Mairie de Tours : Après le mouvement de grève04/01/20022002Journal/medias/journalnumero/images/2002/01/une-1745.gif.445x577_q85_box-0%2C13%2C166%2C228_crop_detail.jpg

Dans les entreprises

Mairie de Tours : Après le mouvement de grève

Le personnel de la ville de Tours a été en grève pendant 9 jours contre la mise en place des 35 heures sans moyens supplémentaires (voir LO précédente).

Ce mouvement, qui revendiquait la fin de la précarité dans la mairie et des embauches, aura entraîné une grande solidarité parmi le personnel, indépendamment des catégories et des services, et parfois même de la position hiérarchique.

Les manifestations quotidiennes rassemblaient au coude à coude des agents techniques, administratifs, culturels, des crèches, parfois même des responsables de service...

Plusieurs jours de suite, plusieurs centaines de salariés de tous les services sont venus à 5 heures et demie du matin à l'entrée du service de la collecte des ordures ménagères (situé pourtant à l'extérieur de la ville), pour retirer à la municipalité l'envie de réquisitionner leurs collègues éboueurs.
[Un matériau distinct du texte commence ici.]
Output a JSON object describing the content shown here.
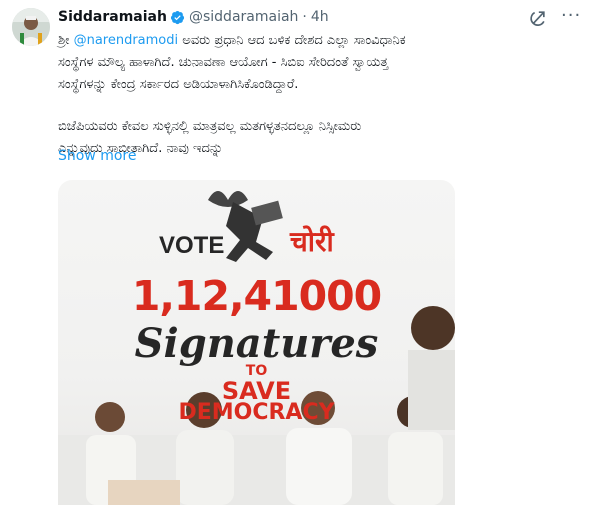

Le maire nous a fait le chantage à l'augmentation des impôts locaux. "Cent créations d'emplois coûteraient 17 millions de francs par an", "1 % d'augmentation du budget représenterait 3,3 millions", "Je vais créer une taxe RTT", a-t-il pu nous dire pêle-mêle. Des grévistes ont eu beau jeu de lui répondre qu'il n'avait pas proposé à la population d'instaurer une taxe Bouygues Telecom, lorsque la municipalité avait versé à ce dernier 3,3 millions de francs ni une taxe St-Micro-Electronics pour la vingtaine de millions de francs que lui a versée la mairie. Sans compter que, si cet argent public a été distribué sous prétexte de favoriser l'emploi, huit mois après avoir touché ces aides, St-Micro-Electronics supprimait des centaines d'emplois (fin de CDD et intérimaires). De toute évidence, cet argent aurait été mieux utilisé à créer directement des emplois, à la mairie de Tours par exemple dans le cadre des 35 heures.

Il aura fallu 9 jours de grève massive du personnel, un arrêt de la quasi-totalité des services, pour qu'à deux semaines de la mise en place de la RTT le maire sorte de son mutisme et fasse des propositions concrètes. Elles peuvent se résumer ainsi : 35 heures et demie par semaine, 143 titularisations d'auxiliaires sur trois ans (70 en 2002), 100 créations d'emplois en trois ans aussi (50 en 2002) et l'engagement de compenser désormais tous les départs par du personnel statutaire.

Rappelons que les grévistes avaient chiffré leurs besoins à 300 embauches (10 % de l'effectif). Au cours du conflit, un adjoint avait fini par avouer que l'étude commandée par la mairie elle-même avait fait apparaître un besoin de 192 postes !

Les propositions de la municipalité, jugées insuffisantes, ont été repoussées lors de la dernière assemblée générale.

A l'approche des fêtes, nous avons arrêté notre mouvement, suspendu seulement, dans l'esprit de beaucoup. La victoire n'est que partielle, mais le climat n'est pas à la démoralisation, loin s'en faut. Les grévistes sont fiers d'avoir mené ce combat et d'avoir contraint le maire à promettre des embauches.

Un mouvement, largement majoritaire, qui restera longtemps gravé dans les esprits.